How lions can survive

What do you think will save lions from going the way of sabre-toothed cats? More severe penalties for persecution? Greater restrictions on where people can live? Or a model that offers those Africans who live with lions some recompense for doing so?

Lions don't just take wild prey such as buffalo – they also kill livestock, putting them at odds with humans. © Daniel Rosengren

Lions don’t just take wild prey such as buffalo – they also kill livestock, putting them at odds with humans. © Daniel Rosengren

Lions are in trouble. Populations are declining across Africa, mainly because of increasing conflict with herders of cattle and other livestock.


In short, people kill lions to stop them from taking their cows, sheep and goats.

Lions in some countries are doing alright. In South Africa, for example, the population increased by 7 per cent over two decades, largely thanks to the use of fencing that separates the predators from the people.

In Zimbabwe, numbers have grown by more than 1,000 per cent (but from a very, very low base of about 50), mainly on the back of trophy hunting.

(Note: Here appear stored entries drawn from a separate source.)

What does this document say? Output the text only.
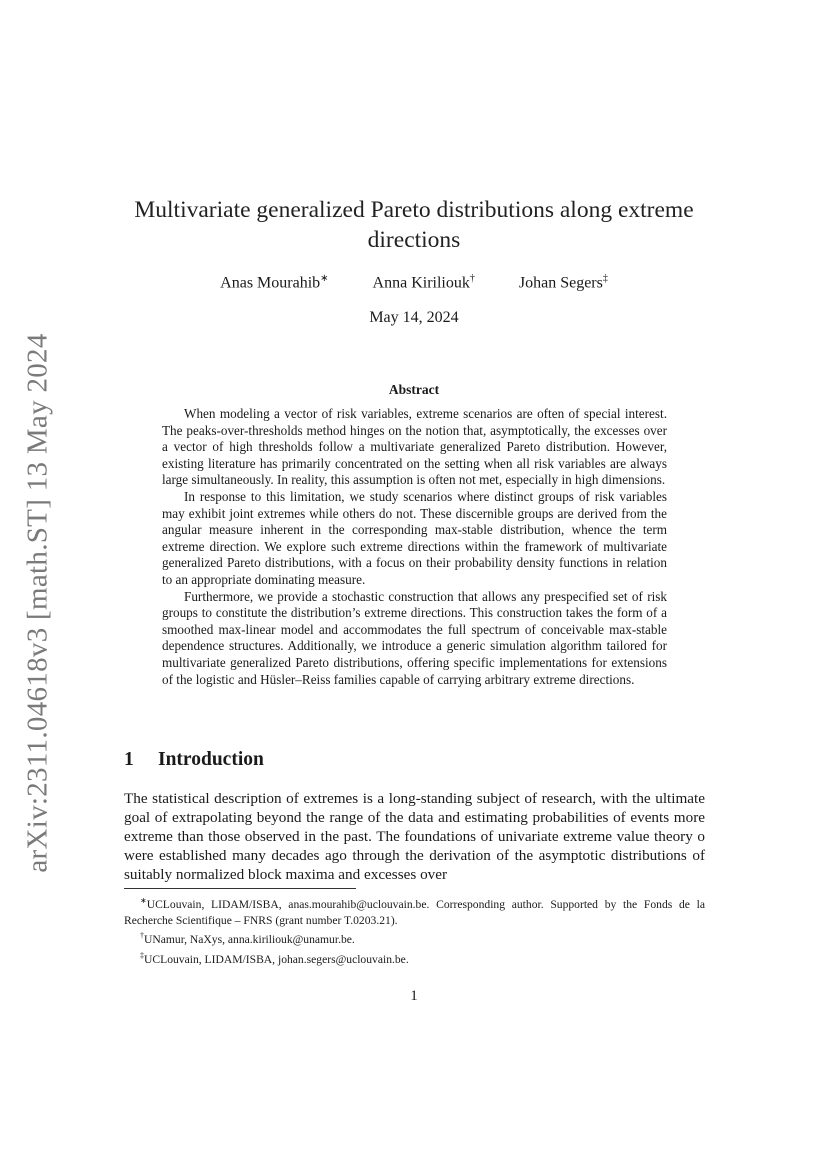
arXiv:2311.04618v3 [math.ST] 13 May 2024
Multivariate generalized Pareto distributions along extreme directions
Anas Mourahib∗	Anna Kiriliouk†	Johan Segers‡
May 14, 2024
Abstract

When modeling a vector of risk variables, extreme scenarios are often of special interest. The peaks-over-thresholds method hinges on the notion that, asymptotically, the excesses over a vector of high thresholds follow a multivariate generalized Pareto distribution. However, existing literature has primarily concentrated on the setting when all risk variables are always large simultaneously. In reality, this assumption is often not met, especially in high dimensions.

In response to this limitation, we study scenarios where distinct groups of risk variables may exhibit joint extremes while others do not. These discernible groups are derived from the angular measure inherent in the corresponding max-stable distribution, whence the term extreme direction. We explore such extreme directions within the framework of multivariate generalized Pareto distributions, with a focus on their probability density functions in relation to an appropriate dominating measure.

Furthermore, we provide a stochastic construction that allows any prespecified set of risk groups to constitute the distribution’s extreme directions. This construction takes the form of a smoothed max-linear model and accommodates the full spectrum of conceivable max-stable dependence structures. Additionally, we introduce a generic simulation algorithm tailored for multivariate generalized Pareto distributions, offering specific implementations for extensions of the logistic and Hüsler–Reiss families capable of carrying arbitrary extreme directions.

1 Introduction

The statistical description of extremes is a long-standing subject of research, with the ultimate goal of extrapolating beyond the range of the data and estimating probabilities of events more extreme than those observed in the past. The foundations of univariate extreme value theory o were established many decades ago through the derivation of the asymptotic distributions of suitably normalized block maxima and excesses over

∗UCLouvain, LIDAM/ISBA, anas.mourahib@uclouvain.be. Corresponding author. Supported by the Fonds de la Recherche Scientifique – FNRS (grant number T.0203.21).

†UNamur, NaXys, anna.kiriliouk@unamur.be.

‡UCLouvain, LIDAM/ISBA, johan.segers@uclouvain.be.

1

But in all of West Africa and even popular wildlife tourism destinations such as Botswana, Tanzania and Zambia, they’re disappearing at a rate of knots.

Now new research has found that lions are doing better in the Masai Mara ecosystem, in Kenya (where in fact the overall country trend is down) thanks to the creation of community conservancies.

Households with conservancy membership receive a share of the money that comes from wildlife tourism. Where there are lions and other carnivores, you get more tourists and local people are financially better off.


Lions fare better where there are tourists out and about. © Daniel Rosengren

The paper, published in the Journal of Applied Ecology, shows that the average lion population density within the Mara’s conservancies – almost 12 lions per 100km2 – between 2008 and 2013 was 2.6 times higher than previously reported in 2003.

Not only that, but those livestock settlements that were not members of a conservancy and were within the home range of a lion pride had a large negative effect on lioness survival rates.

“This suggests that lions can survive outside of fenced areas within pastoral regions if communities gain benefits from wildlife,” say the authors, led by Sara Blackburn and Dr Grant Hopcraft of the University of Glasgow.

Dr Laurence Frank, director of the Living With Lions project, added: “Only local people can reverse the downward spiral [in wildlife numbers], and this study shows that profits from tourism can motivate rural people to tolerate rather than eliminate wild animals.”